The International Community and Sri Lanka
Ayeshea Perera -
Friday, May 29, 2009 3:45 PM
Disclaimer: the author knows that she is susceptible to being accused of doing too many Sri Lanka posts.
There has been a strong international outcry against the Sri Lankan government for its handling of the humanitarian crisis in the Vanni. The UNHCR recently adopted a draft resolution calling for an investigation into possible war crimes and UK Prime Minister Gordon Brown recently warned the Sri Lankan government that it would have to "understand the consequences of its actions". The US and UK raised some subtle objections to a IMF loan to Sri Lanka on the basis that the government had refused to respond to a call to cease hostilities and save civilians trapped with the LTTE. The issue has received much attention globally with a number of columns in influential publications calling for a
boycott of key Sri Lankan exports such as garments and tea.
This outpouring of concern and anger is both understandable and needed. The scant regard that the government paid to the thousands of civilian lives during its last push to defeat the LTTE was more than a little disturbing. But in all honesty its a little hard to swallow. What were you doing, I want to ask these countries, when Israel bombed Libya, killing thousands of people and destroying enough infrastructure to set it back by fifty years? It did nothing. Then are we supposed to ignore the fact that the civilian casualties from US air strikes in Afganistan are mounting? Or that the ground situation in Iraq has improved very little?

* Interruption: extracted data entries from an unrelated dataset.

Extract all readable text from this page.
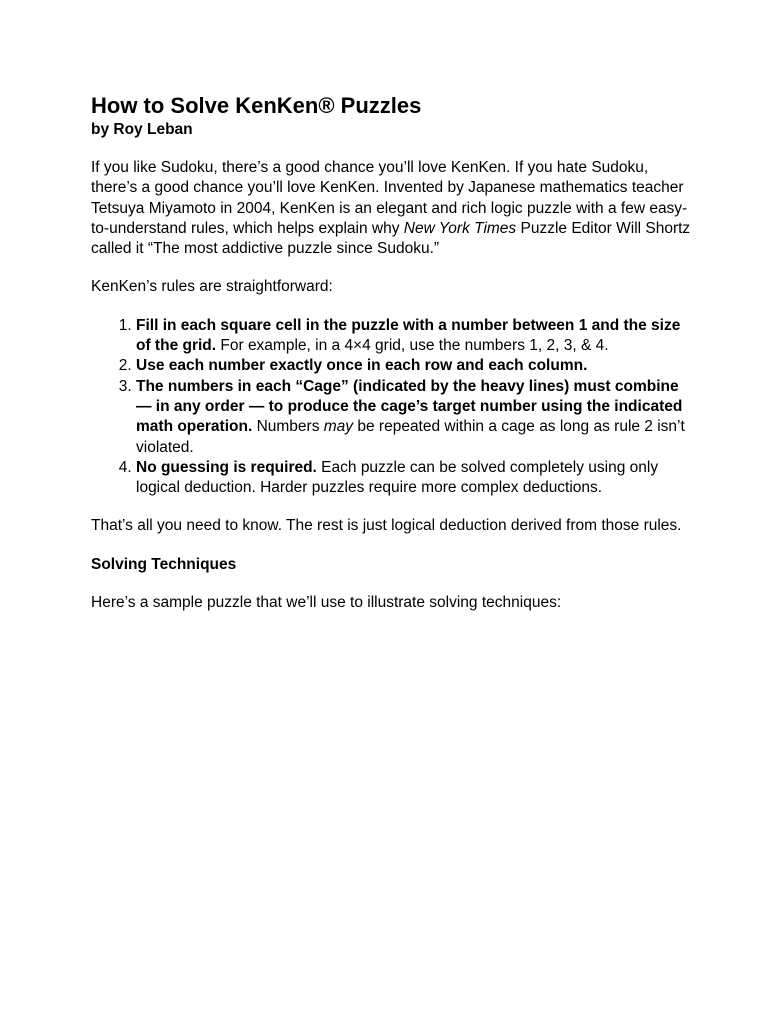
How to Solve KenKen® Puzzles
by Roy Leban

If you like Sudoku, there’s a good chance you’ll love KenKen. If you hate Sudoku, there’s a good chance you’ll love KenKen. Invented by Japanese mathematics teacher Tetsuya Miyamoto in 2004, KenKen is an elegant and rich logic puzzle with a few easy-to-understand rules, which helps explain why New York Times Puzzle Editor Will Shortz called it “The most addictive puzzle since Sudoku.”

KenKen’s rules are straightforward:

1. Fill in each square cell in the puzzle with a number between 1 and the size of the grid. For example, in a 4×4 grid, use the numbers 1, 2, 3, & 4.
2. Use each number exactly once in each row and each column.
3. The numbers in each “Cage” (indicated by the heavy lines) must combine — in any order — to produce the cage’s target number using the indicated math operation. Numbers may be repeated within a cage as long as rule 2 isn’t violated.
4. No guessing is required. Each puzzle can be solved completely using only logical deduction. Harder puzzles require more complex deductions.

That’s all you need to know. The rest is just logical deduction derived from those rules.

Solving Techniques

Here’s a sample puzzle that we’ll use to illustrate solving techniques:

The fact is that this hypocritical attitude by the international community rings hollow. While it is easy to stand from a pedestal of higher power and shout down at a third world country like Sri Lanka, it does not make those words very credible. Nor its intentions. Should anyone believe the international community when they are doing more of the same?
This is not to take away from the severity of what has happened and what continues to happen in Sri Lanka. All human lives are sacred. And that precisely is what we must not lose sight of. The civilian death in the Vanni is the same as that in the Gaza strip. And until the international community is willing to truly show that it believes that and act on it, its words will mean nothing.